Uğrunda mücadele edilen, yakalandığında yüze yakın kişinin kendini yaktığı "siyasi irademiz" dedikleri Öcalan bu gün "silahlı mücadele yanlıştı, pişmanım" diyor. Pişmansan Dikmen'de ev hayalinden vaz geç. Otur oturduğun yerde ve sus. Liderde olsa insanlar hata yapabilir. Onları affetmek için özeleştiri vermeleri gerekir. Öcalan Türk annelerinden özür diledi ama binlercesini ölüme gönderdiği Kürd annesinden bir özür dilemeyi bile çok gördü. Yıllarca yapılan eleştirilere "Bedel ödüyoruz" diye karşı çıkıldı. Yapılan yanlış eylemler için halkın güvenini kazanmak için dahi olsa özeleştiri verilmedi.
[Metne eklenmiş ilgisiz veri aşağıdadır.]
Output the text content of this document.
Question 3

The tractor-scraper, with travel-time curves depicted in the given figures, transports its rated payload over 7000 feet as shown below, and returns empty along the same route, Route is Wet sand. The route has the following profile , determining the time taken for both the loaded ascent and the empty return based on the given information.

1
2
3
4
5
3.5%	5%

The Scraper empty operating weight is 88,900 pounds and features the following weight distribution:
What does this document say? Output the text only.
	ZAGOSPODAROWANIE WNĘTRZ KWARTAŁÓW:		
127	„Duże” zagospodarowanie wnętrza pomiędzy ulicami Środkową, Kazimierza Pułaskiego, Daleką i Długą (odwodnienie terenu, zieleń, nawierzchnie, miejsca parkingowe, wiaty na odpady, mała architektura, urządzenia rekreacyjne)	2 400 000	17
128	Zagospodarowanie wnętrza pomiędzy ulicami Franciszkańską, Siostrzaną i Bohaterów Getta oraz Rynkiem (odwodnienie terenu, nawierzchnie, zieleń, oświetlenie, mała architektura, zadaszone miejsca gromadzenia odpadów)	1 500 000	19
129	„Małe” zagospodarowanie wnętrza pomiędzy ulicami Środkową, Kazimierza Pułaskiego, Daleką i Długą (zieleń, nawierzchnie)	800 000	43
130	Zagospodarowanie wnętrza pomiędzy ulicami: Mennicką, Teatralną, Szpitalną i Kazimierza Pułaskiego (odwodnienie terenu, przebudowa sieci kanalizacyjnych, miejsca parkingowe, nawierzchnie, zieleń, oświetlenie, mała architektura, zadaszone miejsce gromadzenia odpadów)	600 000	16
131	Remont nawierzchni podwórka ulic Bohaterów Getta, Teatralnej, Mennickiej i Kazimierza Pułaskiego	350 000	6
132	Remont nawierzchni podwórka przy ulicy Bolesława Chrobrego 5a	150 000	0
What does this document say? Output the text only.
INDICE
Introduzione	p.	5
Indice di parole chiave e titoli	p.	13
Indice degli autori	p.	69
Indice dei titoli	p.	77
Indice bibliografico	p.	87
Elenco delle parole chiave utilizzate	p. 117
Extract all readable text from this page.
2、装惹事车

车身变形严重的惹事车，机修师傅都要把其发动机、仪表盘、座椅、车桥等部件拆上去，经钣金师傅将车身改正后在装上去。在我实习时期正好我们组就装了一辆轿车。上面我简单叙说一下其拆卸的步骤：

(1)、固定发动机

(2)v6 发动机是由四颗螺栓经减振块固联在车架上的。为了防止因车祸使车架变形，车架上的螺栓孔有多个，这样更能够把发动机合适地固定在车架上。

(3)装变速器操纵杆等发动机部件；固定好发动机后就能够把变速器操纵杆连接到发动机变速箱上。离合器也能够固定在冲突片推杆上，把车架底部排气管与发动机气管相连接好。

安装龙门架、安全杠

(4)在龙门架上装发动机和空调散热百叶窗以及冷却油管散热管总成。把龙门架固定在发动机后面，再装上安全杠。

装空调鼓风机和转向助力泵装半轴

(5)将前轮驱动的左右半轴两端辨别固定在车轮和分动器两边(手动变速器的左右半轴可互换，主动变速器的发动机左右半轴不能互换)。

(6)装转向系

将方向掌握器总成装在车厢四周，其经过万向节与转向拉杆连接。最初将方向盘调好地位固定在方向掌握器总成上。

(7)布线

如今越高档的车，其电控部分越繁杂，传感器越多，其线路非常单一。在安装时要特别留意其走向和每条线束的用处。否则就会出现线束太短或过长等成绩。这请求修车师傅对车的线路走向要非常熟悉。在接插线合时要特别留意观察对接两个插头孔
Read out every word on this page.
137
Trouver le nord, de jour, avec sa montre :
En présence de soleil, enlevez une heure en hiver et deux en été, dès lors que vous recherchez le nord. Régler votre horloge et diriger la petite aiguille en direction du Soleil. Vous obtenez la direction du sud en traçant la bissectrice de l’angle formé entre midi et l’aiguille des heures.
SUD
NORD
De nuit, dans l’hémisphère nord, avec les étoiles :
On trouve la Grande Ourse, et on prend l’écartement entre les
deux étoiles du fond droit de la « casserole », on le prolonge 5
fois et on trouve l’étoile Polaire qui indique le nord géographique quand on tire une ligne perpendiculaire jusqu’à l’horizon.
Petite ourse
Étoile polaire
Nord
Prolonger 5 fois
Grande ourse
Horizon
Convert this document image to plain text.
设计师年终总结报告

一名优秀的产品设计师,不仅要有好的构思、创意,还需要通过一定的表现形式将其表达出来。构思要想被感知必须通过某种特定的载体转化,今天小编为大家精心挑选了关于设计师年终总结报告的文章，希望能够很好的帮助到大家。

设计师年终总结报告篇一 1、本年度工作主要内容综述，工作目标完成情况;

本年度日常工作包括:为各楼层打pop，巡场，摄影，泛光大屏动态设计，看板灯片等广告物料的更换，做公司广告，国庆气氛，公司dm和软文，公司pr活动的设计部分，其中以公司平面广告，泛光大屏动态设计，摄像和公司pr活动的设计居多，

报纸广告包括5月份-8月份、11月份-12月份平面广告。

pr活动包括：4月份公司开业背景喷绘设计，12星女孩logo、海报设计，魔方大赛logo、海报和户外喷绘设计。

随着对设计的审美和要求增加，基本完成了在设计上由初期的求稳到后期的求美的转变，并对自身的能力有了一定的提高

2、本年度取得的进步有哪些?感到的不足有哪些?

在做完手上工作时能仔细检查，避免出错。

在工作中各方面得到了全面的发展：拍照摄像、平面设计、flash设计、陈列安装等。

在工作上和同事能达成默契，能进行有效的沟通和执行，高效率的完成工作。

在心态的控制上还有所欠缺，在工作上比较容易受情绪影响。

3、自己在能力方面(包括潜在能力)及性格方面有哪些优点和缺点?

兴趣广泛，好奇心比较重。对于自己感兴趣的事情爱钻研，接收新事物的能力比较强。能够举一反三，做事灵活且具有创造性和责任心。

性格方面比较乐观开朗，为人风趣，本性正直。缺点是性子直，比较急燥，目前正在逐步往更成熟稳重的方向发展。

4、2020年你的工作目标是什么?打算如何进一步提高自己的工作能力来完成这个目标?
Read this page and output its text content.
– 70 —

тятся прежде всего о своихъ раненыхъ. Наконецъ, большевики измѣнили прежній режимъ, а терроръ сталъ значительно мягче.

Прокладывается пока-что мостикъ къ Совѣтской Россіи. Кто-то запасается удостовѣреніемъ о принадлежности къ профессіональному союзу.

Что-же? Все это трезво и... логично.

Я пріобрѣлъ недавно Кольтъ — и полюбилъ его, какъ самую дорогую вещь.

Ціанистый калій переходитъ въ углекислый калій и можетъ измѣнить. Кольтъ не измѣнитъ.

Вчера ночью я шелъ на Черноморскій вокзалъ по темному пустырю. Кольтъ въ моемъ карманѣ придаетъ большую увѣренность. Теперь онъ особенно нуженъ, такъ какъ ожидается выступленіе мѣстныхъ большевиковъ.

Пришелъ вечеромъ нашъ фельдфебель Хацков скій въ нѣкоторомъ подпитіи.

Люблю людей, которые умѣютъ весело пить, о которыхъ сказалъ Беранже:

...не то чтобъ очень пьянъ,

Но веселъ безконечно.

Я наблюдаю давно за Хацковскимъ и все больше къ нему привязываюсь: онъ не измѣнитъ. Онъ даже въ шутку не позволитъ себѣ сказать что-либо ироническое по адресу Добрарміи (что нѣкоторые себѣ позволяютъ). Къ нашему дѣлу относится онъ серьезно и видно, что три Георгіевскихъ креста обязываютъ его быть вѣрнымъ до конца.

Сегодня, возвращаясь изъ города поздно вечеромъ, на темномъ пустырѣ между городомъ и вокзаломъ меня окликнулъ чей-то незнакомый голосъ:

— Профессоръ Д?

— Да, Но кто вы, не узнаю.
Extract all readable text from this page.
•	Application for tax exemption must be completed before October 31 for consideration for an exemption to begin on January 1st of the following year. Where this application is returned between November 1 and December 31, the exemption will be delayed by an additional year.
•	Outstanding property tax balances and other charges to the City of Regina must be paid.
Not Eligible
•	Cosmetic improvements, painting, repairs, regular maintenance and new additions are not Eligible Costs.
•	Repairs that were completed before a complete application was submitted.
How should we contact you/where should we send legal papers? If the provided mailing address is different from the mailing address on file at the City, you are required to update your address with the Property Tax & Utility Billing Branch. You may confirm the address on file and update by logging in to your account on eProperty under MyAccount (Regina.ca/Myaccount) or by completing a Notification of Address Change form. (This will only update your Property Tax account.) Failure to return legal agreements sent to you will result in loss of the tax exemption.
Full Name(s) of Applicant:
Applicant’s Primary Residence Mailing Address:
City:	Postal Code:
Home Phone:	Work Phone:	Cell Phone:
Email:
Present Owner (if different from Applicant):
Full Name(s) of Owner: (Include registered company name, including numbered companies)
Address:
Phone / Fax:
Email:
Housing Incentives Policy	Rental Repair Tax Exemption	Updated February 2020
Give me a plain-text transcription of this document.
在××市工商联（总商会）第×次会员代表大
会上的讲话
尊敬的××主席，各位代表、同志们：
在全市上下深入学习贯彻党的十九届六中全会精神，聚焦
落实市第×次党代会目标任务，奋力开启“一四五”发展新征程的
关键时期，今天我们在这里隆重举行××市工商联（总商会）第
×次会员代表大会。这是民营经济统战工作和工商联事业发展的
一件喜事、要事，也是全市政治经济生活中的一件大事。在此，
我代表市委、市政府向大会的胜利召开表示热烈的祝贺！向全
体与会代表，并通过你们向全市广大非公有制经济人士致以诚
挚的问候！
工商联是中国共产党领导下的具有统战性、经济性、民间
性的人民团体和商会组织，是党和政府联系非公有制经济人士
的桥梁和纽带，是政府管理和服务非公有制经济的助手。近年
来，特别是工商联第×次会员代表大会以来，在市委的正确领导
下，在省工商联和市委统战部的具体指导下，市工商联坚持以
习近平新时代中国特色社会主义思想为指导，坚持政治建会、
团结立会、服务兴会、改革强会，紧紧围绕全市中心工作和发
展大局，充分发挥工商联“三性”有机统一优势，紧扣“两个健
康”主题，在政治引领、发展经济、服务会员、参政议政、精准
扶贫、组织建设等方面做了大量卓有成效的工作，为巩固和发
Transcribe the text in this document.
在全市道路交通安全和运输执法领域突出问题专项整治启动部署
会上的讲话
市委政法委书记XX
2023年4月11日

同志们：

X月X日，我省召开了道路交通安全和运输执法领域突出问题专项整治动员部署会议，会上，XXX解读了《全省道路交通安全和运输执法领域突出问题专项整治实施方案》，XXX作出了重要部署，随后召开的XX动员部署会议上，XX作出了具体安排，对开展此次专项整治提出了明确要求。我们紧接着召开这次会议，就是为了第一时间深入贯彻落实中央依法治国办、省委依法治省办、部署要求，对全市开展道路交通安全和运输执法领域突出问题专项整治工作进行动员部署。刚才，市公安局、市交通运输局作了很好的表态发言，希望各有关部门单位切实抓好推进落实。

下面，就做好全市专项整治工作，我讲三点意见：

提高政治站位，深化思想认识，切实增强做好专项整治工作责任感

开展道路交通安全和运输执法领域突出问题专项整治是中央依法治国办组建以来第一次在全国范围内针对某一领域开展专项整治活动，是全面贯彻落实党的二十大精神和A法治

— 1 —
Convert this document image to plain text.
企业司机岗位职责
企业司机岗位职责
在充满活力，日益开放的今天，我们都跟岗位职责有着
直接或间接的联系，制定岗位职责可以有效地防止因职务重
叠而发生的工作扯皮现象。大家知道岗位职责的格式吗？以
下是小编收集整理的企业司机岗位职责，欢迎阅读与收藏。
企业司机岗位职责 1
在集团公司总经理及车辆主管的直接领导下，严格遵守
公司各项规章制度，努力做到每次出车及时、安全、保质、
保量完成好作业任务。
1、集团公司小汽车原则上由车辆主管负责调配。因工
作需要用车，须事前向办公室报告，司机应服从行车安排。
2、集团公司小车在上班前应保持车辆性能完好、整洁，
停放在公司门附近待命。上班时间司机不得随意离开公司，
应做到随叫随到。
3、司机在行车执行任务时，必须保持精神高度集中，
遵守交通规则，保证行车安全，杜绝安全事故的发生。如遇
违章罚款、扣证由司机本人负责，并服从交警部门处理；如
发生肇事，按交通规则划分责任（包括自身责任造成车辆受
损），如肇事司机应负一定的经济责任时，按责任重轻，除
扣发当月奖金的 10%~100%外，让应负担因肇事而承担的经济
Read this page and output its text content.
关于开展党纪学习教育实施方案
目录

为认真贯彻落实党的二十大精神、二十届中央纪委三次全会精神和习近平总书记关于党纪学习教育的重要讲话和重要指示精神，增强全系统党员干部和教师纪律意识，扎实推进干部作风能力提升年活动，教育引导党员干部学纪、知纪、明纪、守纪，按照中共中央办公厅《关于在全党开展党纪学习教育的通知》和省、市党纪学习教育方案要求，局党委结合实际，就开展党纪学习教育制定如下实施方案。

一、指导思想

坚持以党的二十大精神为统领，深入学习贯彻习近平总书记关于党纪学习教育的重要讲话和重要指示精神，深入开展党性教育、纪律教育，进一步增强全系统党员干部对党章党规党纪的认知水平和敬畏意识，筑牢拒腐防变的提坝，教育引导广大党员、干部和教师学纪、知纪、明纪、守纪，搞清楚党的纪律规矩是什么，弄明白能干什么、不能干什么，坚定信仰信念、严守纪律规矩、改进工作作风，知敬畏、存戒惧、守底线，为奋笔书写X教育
Şeytanın görme dediği konulardan birisi de İmralı heyetinin Bahçeli ile görüştükten sonra kapılarını kapatan İYİ P. dışında CHP, Saadet P., DEVA, Yeniden Refah Partisi ve iktidarda olan AKP ile görüşeceklerini açıkladılar. Nedense ulusal mücadeleyi önceleyen PWK ve HAK-PAR ile de görüşüleceği konusunda bir açıklama yapmadılar.
Şeytanın görülmesini istemediği en önemli konuda ulusal mücadele ile başlattığı görüşlerini adım adım uzaklaşıp Demokratik Konfederalizm ile bu günlere getiren Öcalan'ın Kürdistan'ın her parçasında gönüllü olduğu gibi Rojava'da da ulusal kazanımların elde edilmesine engel olmak. Türkiye’de olduğu gibi Rojava'da da yaşayan Kürdlerin de ulusal kimlik sorununu bireysel kimliğe, yani Kürd asıllı Suriyeli olduklarını savunmalarını sağlamak.
Yaşanan süreçte yapılacak herhangi bir silahlı eylemin Bahçeli'nin içi boş açılımına yarayacağı unutulmamalı.
A.Güllüoğlu
Bu makalede yer alan fikirler yazara aittir ve Nerina Azad'ın editöryal politikasını yansıtmayabilir.